Sorry, my mistake. There was just one. I was mistakenly
looking at 'uK' tags in r_inf but I guess that raises the same
question for them. There are 9 uK tags in rinf, and 5 in misc.
misc: 1225700,1812570,2077340,2082710,2123440
rinf: 2113750,2114610,2114630,2115990,2118810,
2119780,2121430,2121440,2128660
>[...]
> >> Also, do entry sequence numbers >9000000 indicate anything
> >> special about those entries?
>
> As Jean-Luc remarked, they are from the JIS212_containing "edicth" file.
> I have kept these apart for legacy software reasons - a lot of software
> out was written to use EDICT in EUC or Shift_JIS, and hasn't catered
> for JIS212 characters (Shift_JIS can't encode them; EUC can but it's a
> 3-byte code and needs special handling).
>
> When we get the database firing, these entries can be rolled into the
> main file, although there needs to be a way of generating a subset
> that involves just JIS208 characters.
The 9x entries are in jmdict so they are in the database now.
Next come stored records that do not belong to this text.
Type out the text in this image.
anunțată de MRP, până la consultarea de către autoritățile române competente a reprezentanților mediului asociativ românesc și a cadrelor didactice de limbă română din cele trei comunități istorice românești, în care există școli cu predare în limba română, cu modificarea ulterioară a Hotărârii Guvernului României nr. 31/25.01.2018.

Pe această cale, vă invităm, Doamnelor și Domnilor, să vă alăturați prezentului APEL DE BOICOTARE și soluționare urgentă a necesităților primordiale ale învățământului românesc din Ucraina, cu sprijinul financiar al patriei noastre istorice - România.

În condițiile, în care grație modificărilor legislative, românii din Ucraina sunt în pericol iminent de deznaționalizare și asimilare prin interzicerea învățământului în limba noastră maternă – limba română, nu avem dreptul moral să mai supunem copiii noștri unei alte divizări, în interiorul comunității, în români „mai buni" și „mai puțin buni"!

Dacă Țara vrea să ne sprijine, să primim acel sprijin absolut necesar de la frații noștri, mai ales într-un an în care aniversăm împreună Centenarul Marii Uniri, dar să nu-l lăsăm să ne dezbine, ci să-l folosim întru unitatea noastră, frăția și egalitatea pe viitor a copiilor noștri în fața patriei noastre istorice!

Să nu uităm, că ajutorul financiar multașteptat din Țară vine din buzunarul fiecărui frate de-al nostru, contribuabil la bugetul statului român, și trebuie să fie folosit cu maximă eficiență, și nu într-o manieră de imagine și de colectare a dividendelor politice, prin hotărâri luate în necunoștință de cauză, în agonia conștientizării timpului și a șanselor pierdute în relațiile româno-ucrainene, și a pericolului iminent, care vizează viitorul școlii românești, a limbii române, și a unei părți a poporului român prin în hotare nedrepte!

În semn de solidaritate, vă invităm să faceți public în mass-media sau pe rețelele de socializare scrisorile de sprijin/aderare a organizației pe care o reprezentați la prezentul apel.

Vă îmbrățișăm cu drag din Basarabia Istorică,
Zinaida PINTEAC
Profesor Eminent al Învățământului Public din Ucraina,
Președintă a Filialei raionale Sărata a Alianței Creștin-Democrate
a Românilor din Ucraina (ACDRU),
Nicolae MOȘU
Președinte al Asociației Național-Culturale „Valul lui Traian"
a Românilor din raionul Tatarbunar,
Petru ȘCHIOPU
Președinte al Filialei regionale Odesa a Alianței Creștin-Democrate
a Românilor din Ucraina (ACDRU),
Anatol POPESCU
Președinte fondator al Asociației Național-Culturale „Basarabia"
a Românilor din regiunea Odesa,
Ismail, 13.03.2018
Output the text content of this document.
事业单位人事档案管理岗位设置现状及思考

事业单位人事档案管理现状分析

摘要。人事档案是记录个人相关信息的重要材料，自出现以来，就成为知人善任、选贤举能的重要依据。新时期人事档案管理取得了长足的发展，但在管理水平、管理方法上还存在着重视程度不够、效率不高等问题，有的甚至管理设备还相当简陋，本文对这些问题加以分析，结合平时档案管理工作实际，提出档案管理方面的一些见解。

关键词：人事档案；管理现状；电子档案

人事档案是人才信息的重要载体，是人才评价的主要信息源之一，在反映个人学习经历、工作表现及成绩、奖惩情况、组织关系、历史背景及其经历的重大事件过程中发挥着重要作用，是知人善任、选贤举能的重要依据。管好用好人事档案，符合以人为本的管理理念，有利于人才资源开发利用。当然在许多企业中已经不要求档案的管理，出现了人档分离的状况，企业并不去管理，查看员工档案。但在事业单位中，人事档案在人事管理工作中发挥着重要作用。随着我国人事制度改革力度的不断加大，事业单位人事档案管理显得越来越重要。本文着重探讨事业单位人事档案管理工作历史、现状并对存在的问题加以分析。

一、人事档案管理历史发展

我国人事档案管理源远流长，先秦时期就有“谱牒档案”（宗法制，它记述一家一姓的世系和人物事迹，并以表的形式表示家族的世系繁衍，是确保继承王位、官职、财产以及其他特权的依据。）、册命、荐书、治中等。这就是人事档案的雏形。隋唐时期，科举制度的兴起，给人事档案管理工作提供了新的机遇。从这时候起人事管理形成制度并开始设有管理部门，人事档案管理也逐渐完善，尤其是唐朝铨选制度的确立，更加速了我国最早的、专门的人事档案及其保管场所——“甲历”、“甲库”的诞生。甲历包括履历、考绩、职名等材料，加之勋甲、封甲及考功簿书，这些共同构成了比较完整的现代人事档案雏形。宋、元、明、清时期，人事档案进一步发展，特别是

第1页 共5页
So they
shoud not be exported to your master file when it's genereated from the
database?
I was guessing that the seq numbers are probably relatively immutable
since jmdict users may rely on them to identify the "same" words across
different versions of the jmdict file.. So the 9x seq numbers could continue
to identify jis212 words as now. Can one distingush between jis208 and
jis212 characters based on unicode code point (other than using a
character lookup table?)